Sportfans wehren sich gegen Extrazug-Zwang

11. Oktober 2012

Wer mit der Bahn zu einem Sportanlass fährt, muss in Zukunft einen Extrazug benutzen. Wird randaliert, muss der Verein bezahlen. Fans und Clubs sind alles andere als begeistert.

Transportunternehmen sollen Sportfans verpflichten können, in einem Extrazug zu einem Spiel zu reisen. Bei Sachschäden müssten die Vereine haften. An der Gesetzesänderung stossen sich besonders Fanorganisationen und Vereine. Die SBB und die Parteien begrüssen die Massnahmen.

Die Gewaltbereitschaft und Sachbeschädigungen gewisser Fans in Extrazügen und -bussen hat den Bundesrat letzten März auf den Plan gerufen. Das Ergebnis ist die Revision des Personenbeförderungsgesetz, deren Vernehmlassung am Donnerstag endete.

Im Kern sieht die Gesetzesänderung zwei Massnahmen vor. Die SBB und andere Bahnen sollen künftig Sportfans verpflichten können, in einem Extrazug zu einem Spiel zu reisen. Damit wird die Transportpflicht des öffentlichen Verkehrs gelockert.

Zweitens müssten sich Sportklubs verpflichten, für sämtliche Schäden an Personen und Sachen, welche ihre Fans auf den Fahrten verursachten, zu haften.

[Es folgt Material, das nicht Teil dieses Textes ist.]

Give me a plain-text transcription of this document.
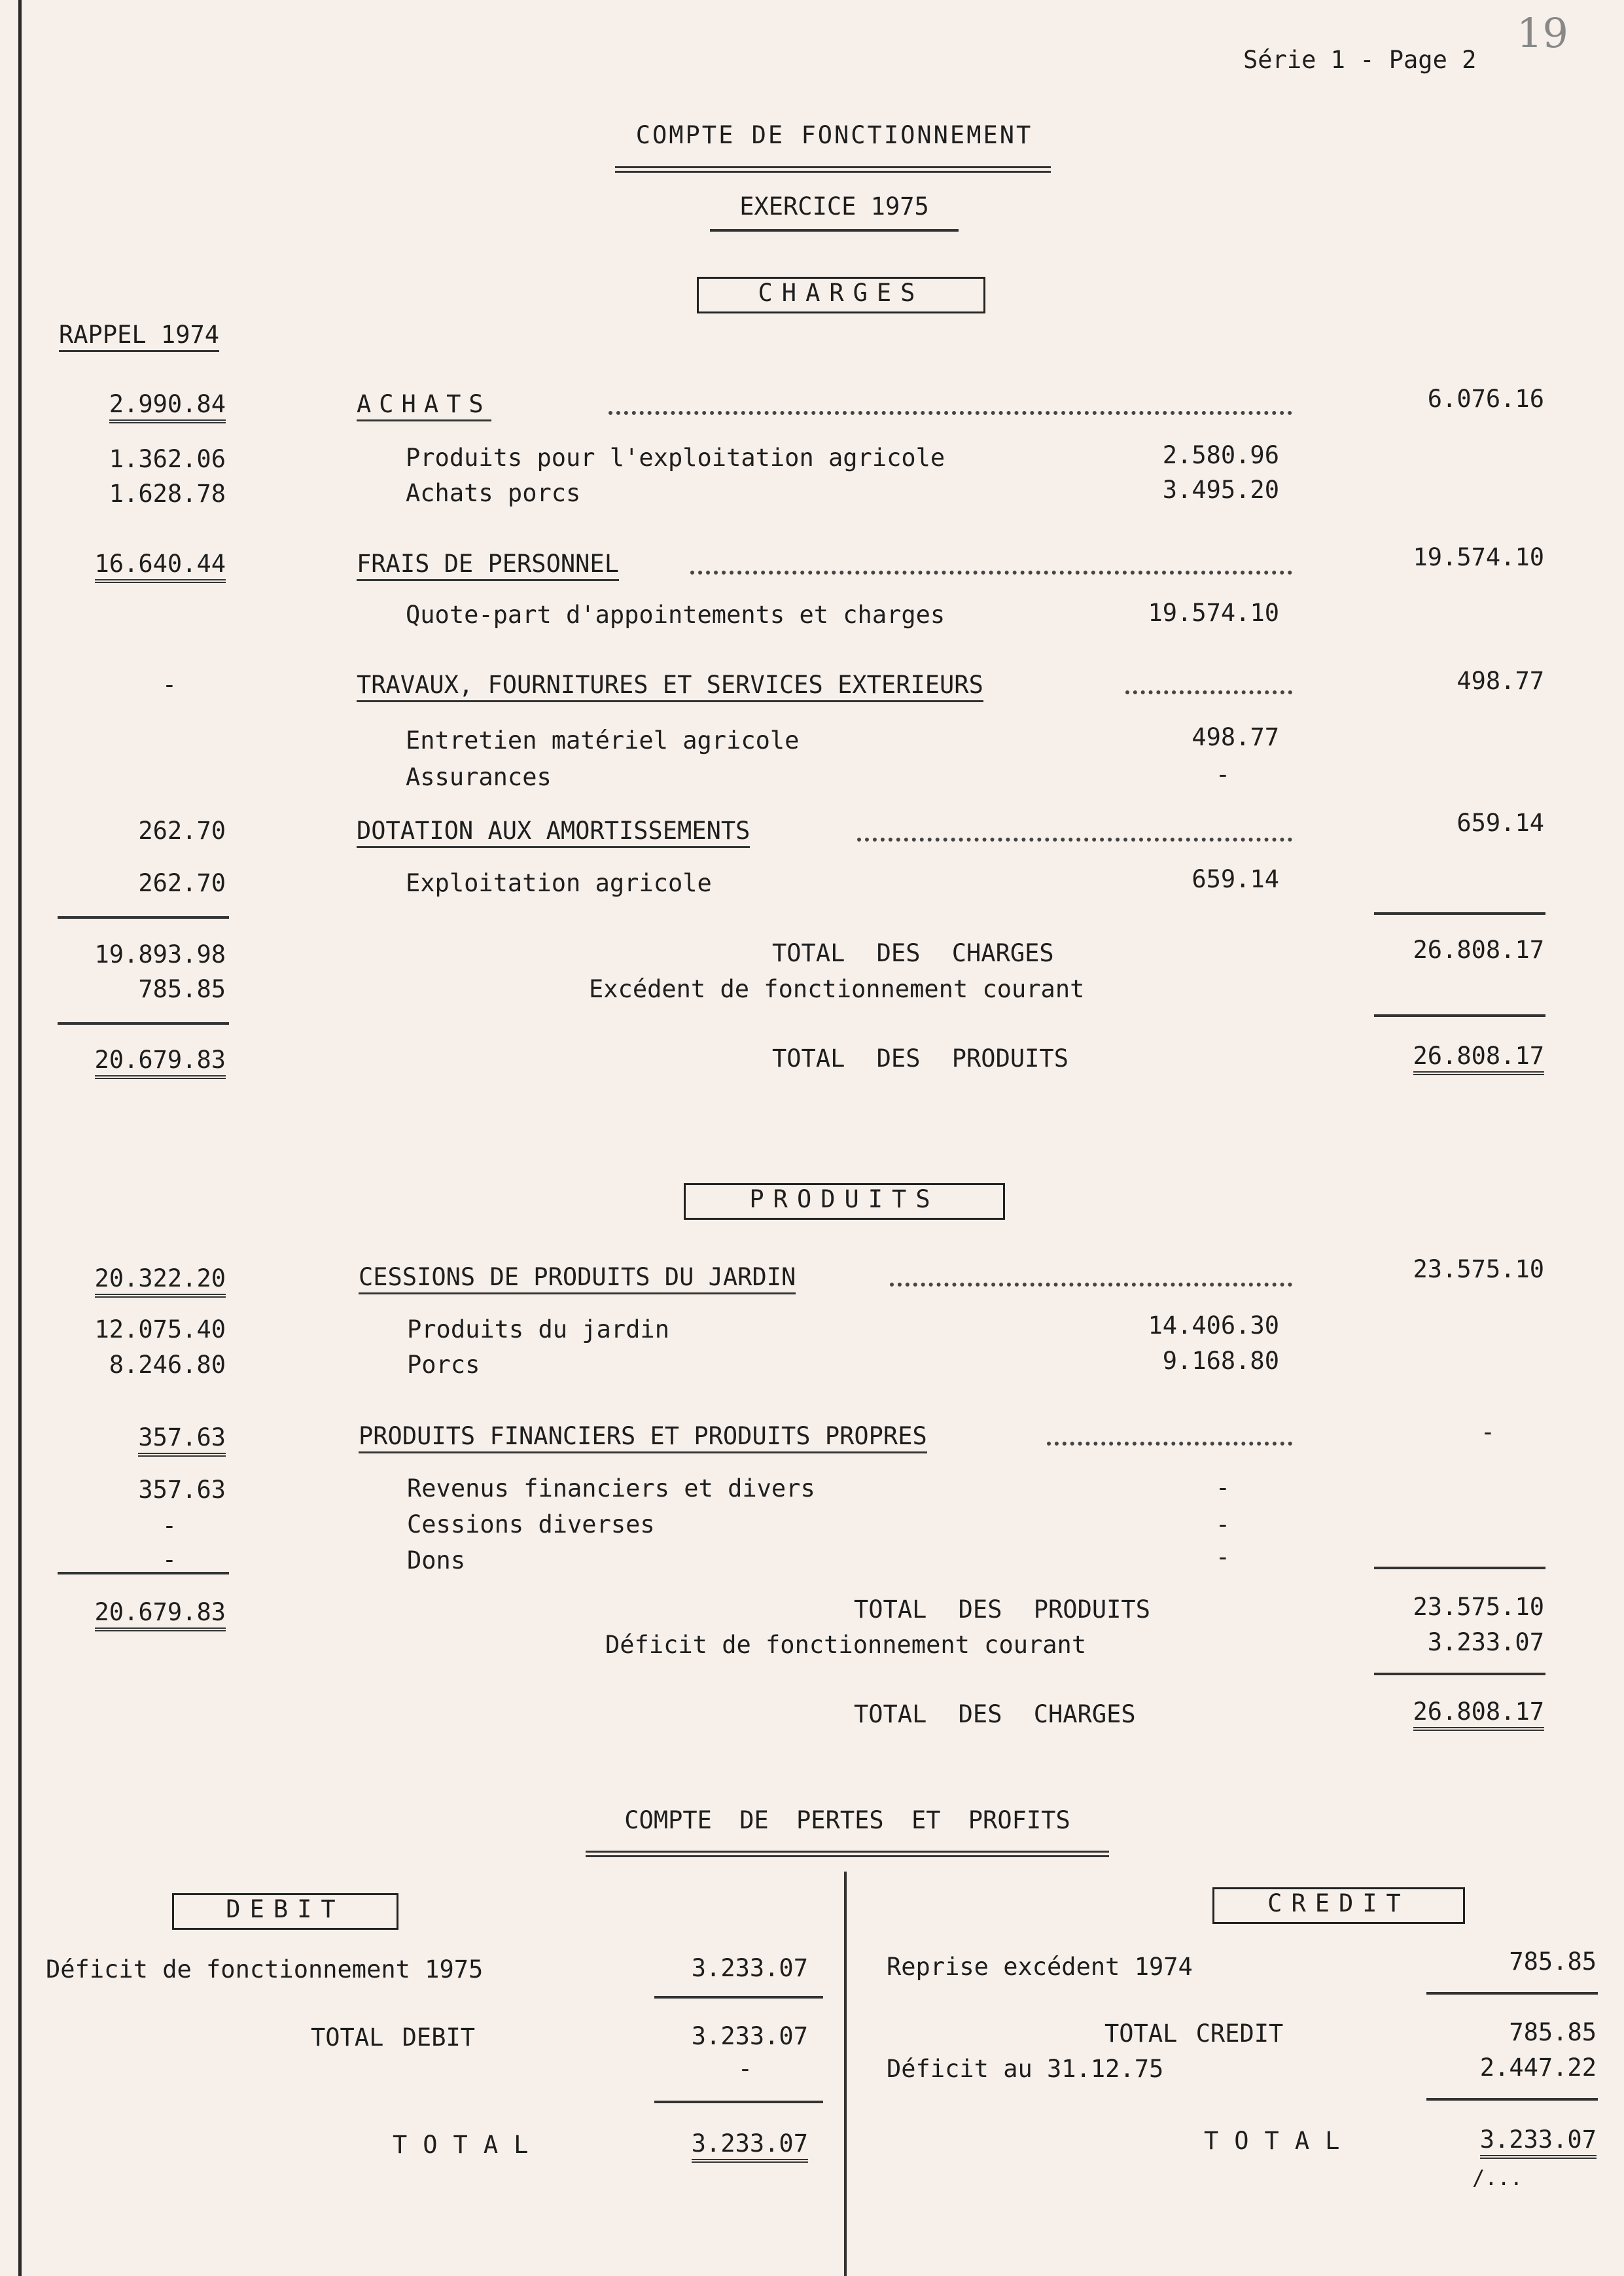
Série 1 - Page 2
19
COMPTE DE FONCTIONNEMENT
EXERCICE 1975
CHARGES
RAPPEL 1974
2.990.84	ACHATS	6.076.16
1.362.06	Produits pour l'exploitation agricole	2.580.96
1.628.78	Achats porcs	3.495.20
16.640.44	FRAIS DE PERSONNEL	19.574.10
Quote-part d'appointements et charges	19.574.10
-	TRAVAUX, FOURNITURES ET SERVICES EXTERIEURS	498.77
Entretien matériel agricole	498.77
Assurances	-
262.70	DOTATION AUX AMORTISSEMENTS	659.14
262.70	Exploitation agricole	659.14
19.893.98	TOTAL DES CHARGES	26.808.17
785.85	Excédent de fonctionnement courant
20.679.83	TOTAL DES PRODUITS	26.808.17
PRODUITS
20.322.20	CESSIONS DE PRODUITS DU JARDIN	23.575.10
12.075.40	Produits du jardin	14.406.30
8.246.80	Porcs	9.168.80
357.63	PRODUITS FINANCIERS ET PRODUITS PROPRES	-
357.63	Revenus financiers et divers	-
-	Cessions diverses	-
-	Dons	-
20.679.83	TOTAL DES PRODUITS	23.575.10
Déficit de fonctionnement courant	3.233.07
TOTAL DES CHARGES	26.808.17
COMPTE DE PERTES ET PROFITS
DEBIT
Déficit de fonctionnement 1975	3.233.07
TOTAL DEBIT	3.233.07
-
TOTAL	3.233.07
CREDIT
Reprise excédent 1974	785.85
TOTAL CREDIT	785.85
Déficit au 31.12.75	2.447.22
TOTAL	3.233.07
/...
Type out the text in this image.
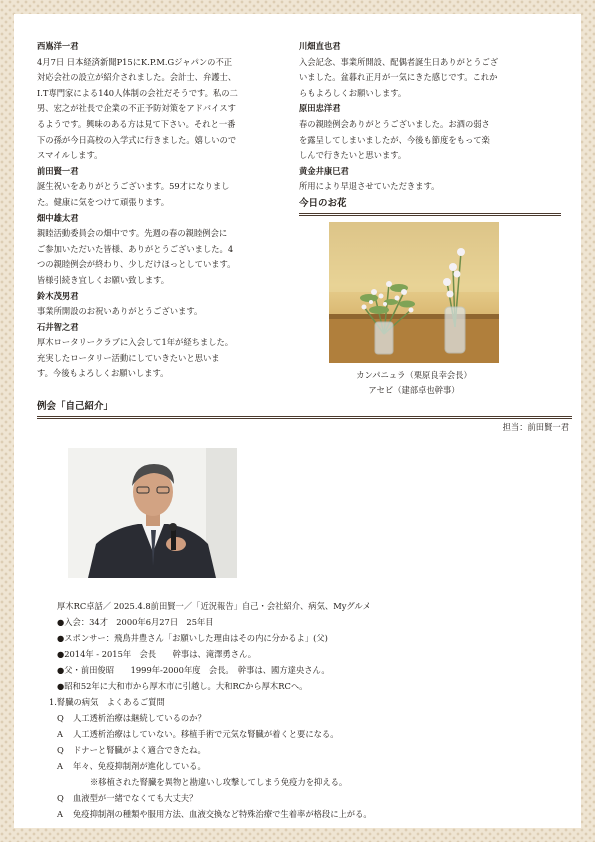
西嶌洋一君
4月7日 日本経済新聞P15にK.P.M.Gジャパンの不正
対応会社の設立が紹介されました。会計士、弁護士、
I.T専門家による140人体制の会社だそうです。私の二
男、宏之が社長で企業の不正予防対策をアドバイスす
るようです。興味のある方は見て下さい。それと一番
下の孫が今日高校の入学式に行きました。嬉しいので
スマイルします。
前田賢一君
誕生祝いをありがとうございます。59才になりまし
た。健康に気をつけて頑張ります。
畑中雄太君
親睦活動委員会の畑中です。先週の春の親睦例会に
ご参加いただいた皆様、ありがとうございました。4
つの親睦例会が終わり、少しだけほっとしています。
皆様引続き宜しくお願い致します。
鈴木茂男君
事業所開設のお祝いありがとうございます。
石井智之君
厚木ロータリークラブに入会して1年が経ちました。
充実したロータリー活動にしていきたいと思いま
す。今後もよろしくお願いします。
川畑直也君
入会記念、事業所開設、配偶者誕生日ありがとうござ
いました。盆暮れ正月が一気にきた感じです。これか
らもよろしくお願いします。
原田忠洋君
春の親睦例会ありがとうございました。お酒の弱さ
を露呈してしまいましたが、今後も節度をもって楽
しんで行きたいと思います。
黄金井康巳君
所用により早退させていただきます。
今日のお花
カンパニュラ（栗原良幸会長）
アセビ（建部卓也幹事）
例会「自己紹介」
担当：前田賢一君
厚木RC卓話／ 2025.4.8前田賢一／「近況報告」自己・会社紹介、病気、Myグルメ
●入会：34才　2000年6月27日　25年目
●スポンサー：飛鳥井豊さん「お願いした理由はその内に分かるよ」(父)
●2014年 - 2015年　会長　　幹事は、滝澤勇さん。
●父・前田俊昭　　1999年-2000年度　会長。　幹事は、國方達央さん。
●昭和52年に大和市から厚木市に引越し。大和RCから厚木RCへ。
1.腎臓の病気　よくあるご質問
Q	人工透析治療は継続しているのか？
A	人工透析治療はしていない。移植手術で元気な腎臓が着くと要になる。
Q	ドナーと腎臓がよく適合できたね。
A	年々、免疫抑制剤が進化している。
※移植された腎臓を異物と勘違いし攻撃してしまう免疫力を抑える。
Q	血液型が一緒でなくても大丈夫？
A	免疫抑制剤の種類や服用方法、血液交換など特殊治療で生着率が格段に上がる。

Clubs und Fans stärker in Pflicht nehmen

Auf positives Echo stösst die neue Regelung bei der SBB: Clubs und Fanorganisationen würden damit stärker in die Pflicht genommen und müssten mehr Verantwortung übernehmen. «Wir verlangen, dass die Sicherheit für die Kunden und unsere Mitarbeitenden garantiert ist», sagte SBB-Pressesprecherin Patricia Claivaz auf Anfrage der Nachrichtenagentur SDA.

Von der Haftungspflicht erhofft sich die SBB, die ungedeckten Kosten mit Fanzügen zu senken oder ganz zu tilgen. Diese belaufen sich auf jährlich drei Millionen Franken, wobei einige hunderttausend Franken auf Schäden zurückzuführen seien.

Es sei nicht normal, dass der öffentliche Verkehr solche Akte des Vandalismus und der Aggression gegen das Personal hinnehme, schreibt der Verband öffentlicher Verkehr (VöV). Gegenüber normalen Benutzern des öffentlichen Verkehrs sei dies ungerecht.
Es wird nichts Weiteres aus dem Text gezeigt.